Stationär mit Hightech-Füllung: Amazon träumt von der Allmacht

Ein solches autonom-digitalisiertes Geschäft könnte darüber hinaus beispielsweise als Abholstation für Online-Bestellungen dienen. Auch der Einsatz shopping-bezogener Apps, spezieller Gesichtserkennungs-Programme oder eine Online-Bestellung vor Ort wäre denkbar. Berücksichtigt man die Technologien, die aktuell schon im Einsatz sind, scheint ein solches Szenario gar nicht unwahrscheinlich. Zudem würde Amazon durch die Einsparungen im Personalbereich enorme Vorteile gegenüber dem herkömmlichen Einzelhandel genießen.

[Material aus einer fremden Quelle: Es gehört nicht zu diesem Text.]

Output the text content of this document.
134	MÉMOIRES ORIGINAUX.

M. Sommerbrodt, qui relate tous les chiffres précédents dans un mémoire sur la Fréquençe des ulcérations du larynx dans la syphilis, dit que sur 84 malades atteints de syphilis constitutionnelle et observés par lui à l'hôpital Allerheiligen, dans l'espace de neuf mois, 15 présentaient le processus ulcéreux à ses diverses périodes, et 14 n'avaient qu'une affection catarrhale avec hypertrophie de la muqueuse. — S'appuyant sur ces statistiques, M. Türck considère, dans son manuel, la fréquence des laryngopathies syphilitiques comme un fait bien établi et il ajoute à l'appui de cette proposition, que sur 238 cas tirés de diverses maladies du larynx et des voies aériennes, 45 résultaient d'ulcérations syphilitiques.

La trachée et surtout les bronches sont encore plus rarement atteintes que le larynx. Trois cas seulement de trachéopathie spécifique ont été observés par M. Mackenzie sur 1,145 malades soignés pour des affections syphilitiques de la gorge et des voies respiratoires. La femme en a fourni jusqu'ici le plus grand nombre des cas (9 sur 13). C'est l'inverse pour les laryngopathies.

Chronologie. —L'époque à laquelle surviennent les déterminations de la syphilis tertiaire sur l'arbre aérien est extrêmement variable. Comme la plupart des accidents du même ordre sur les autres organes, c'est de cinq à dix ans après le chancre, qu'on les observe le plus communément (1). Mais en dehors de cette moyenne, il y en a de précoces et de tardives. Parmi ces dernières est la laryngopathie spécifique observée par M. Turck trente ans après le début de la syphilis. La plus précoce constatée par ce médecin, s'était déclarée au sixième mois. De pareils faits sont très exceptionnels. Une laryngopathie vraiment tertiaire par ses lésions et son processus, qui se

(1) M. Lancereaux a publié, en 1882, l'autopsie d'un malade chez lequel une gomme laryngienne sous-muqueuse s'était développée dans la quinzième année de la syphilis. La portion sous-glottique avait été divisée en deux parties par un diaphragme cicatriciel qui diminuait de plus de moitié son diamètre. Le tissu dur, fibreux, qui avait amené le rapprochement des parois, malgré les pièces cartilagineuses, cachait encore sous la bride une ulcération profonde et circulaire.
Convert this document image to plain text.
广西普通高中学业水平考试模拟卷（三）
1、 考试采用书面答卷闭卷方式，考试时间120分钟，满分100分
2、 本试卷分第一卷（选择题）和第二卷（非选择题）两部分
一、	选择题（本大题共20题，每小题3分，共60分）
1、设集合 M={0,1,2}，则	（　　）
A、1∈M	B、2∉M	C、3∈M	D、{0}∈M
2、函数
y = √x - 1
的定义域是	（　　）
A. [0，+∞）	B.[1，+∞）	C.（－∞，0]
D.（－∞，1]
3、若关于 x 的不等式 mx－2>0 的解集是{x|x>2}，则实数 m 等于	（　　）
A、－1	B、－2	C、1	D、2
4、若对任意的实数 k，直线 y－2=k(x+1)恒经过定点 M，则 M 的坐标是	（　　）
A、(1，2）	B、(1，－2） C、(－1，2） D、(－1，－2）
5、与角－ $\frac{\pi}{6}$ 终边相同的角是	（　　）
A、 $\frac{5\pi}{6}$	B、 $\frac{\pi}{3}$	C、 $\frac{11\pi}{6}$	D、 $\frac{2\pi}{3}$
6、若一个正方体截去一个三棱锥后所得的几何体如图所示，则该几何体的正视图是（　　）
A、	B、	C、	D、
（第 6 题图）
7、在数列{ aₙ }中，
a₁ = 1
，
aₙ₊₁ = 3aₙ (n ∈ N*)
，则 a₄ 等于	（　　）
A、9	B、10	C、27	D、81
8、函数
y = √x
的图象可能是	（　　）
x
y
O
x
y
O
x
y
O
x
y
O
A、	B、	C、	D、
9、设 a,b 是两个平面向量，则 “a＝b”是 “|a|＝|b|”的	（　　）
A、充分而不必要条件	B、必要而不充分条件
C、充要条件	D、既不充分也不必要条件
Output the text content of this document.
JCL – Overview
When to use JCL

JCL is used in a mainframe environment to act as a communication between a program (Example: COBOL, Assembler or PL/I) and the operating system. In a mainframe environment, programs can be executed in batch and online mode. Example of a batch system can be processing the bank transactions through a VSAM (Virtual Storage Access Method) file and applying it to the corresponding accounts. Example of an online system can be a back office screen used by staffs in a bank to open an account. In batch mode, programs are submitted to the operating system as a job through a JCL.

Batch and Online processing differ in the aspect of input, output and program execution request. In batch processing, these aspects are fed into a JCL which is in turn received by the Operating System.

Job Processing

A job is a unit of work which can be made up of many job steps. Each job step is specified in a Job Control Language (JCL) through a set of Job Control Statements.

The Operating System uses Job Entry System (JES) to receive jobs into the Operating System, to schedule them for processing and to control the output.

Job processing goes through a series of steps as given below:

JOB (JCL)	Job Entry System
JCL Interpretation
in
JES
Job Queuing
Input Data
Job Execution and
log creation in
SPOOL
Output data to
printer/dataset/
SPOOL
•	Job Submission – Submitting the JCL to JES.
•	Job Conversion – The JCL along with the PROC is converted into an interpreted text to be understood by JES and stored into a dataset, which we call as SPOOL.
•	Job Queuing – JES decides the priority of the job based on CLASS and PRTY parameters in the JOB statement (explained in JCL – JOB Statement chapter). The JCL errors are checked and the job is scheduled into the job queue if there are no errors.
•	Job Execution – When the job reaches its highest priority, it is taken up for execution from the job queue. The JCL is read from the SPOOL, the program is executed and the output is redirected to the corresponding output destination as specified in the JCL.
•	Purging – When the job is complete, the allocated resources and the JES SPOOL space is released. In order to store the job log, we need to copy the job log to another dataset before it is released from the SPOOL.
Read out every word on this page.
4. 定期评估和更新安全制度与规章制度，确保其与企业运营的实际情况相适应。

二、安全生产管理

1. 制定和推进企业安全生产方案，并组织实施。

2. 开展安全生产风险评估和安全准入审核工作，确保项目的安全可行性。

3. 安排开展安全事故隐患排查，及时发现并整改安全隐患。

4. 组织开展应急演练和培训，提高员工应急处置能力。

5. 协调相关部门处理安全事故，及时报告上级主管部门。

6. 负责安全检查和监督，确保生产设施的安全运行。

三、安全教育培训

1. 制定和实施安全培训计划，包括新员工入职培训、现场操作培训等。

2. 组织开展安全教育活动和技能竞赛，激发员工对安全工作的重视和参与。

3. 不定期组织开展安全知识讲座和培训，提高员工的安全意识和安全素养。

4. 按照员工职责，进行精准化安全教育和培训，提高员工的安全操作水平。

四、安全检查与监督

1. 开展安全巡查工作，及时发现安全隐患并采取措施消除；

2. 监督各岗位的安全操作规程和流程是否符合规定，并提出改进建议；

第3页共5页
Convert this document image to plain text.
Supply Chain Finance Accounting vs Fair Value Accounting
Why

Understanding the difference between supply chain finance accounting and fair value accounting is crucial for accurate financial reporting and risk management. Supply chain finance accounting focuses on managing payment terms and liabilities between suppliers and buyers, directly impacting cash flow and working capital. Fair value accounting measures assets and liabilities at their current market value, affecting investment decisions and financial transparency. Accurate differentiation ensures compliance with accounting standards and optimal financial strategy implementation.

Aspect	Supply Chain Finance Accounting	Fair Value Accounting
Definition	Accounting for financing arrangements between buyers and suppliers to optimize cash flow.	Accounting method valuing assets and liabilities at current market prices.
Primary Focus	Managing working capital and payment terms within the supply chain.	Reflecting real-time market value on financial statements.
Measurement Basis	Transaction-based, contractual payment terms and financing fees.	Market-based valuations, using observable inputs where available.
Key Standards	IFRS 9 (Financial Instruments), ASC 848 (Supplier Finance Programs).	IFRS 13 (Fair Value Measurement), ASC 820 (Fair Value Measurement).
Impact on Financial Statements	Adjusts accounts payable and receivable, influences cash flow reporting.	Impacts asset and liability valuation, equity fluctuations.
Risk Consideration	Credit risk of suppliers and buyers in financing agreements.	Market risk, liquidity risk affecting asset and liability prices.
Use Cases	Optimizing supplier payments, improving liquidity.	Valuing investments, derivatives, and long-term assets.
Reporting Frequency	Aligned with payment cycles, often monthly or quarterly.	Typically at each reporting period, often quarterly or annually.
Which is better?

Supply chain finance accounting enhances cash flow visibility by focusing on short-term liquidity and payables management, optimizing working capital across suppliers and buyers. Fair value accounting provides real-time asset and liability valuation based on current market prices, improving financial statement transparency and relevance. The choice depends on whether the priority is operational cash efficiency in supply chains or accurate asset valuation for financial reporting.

Natürlich erleichtert ein Netz stationärer Geschäfte auch den Service einer taggleichen Lieferung und weiterer kundenorientierter Angebote. Die Möglichkeiten, die mit solchen Läden verbunden sind, beherbergen ein unglaubliches Potenzial. Alles in allem rückt ein solches Konzept Amazon näher an die ultimative Handelsmacht.

Neben dem On- und Offline-Handel ist Amazon mit seinen Drohnen natürlich auch in der Logistik aktiv, bietet Web- bzw. Cloudservices für Unternehmen, Konzerne und Institutionen, engagiert sich in der Vernetzung von Häusern (#SmartHome) und tut grundsätzlich alles, um die Kunden so fest wie möglich in das eigene Amazon-Universum zu integrieren.  Man kann ja viel gegen Amazon sagen, aber Innovationen hat das Unternehmen noch nie gescheut. Ein umfassendes Einkaufserlebnis on- und offline dürfte dabei das erklärte Ziel sein.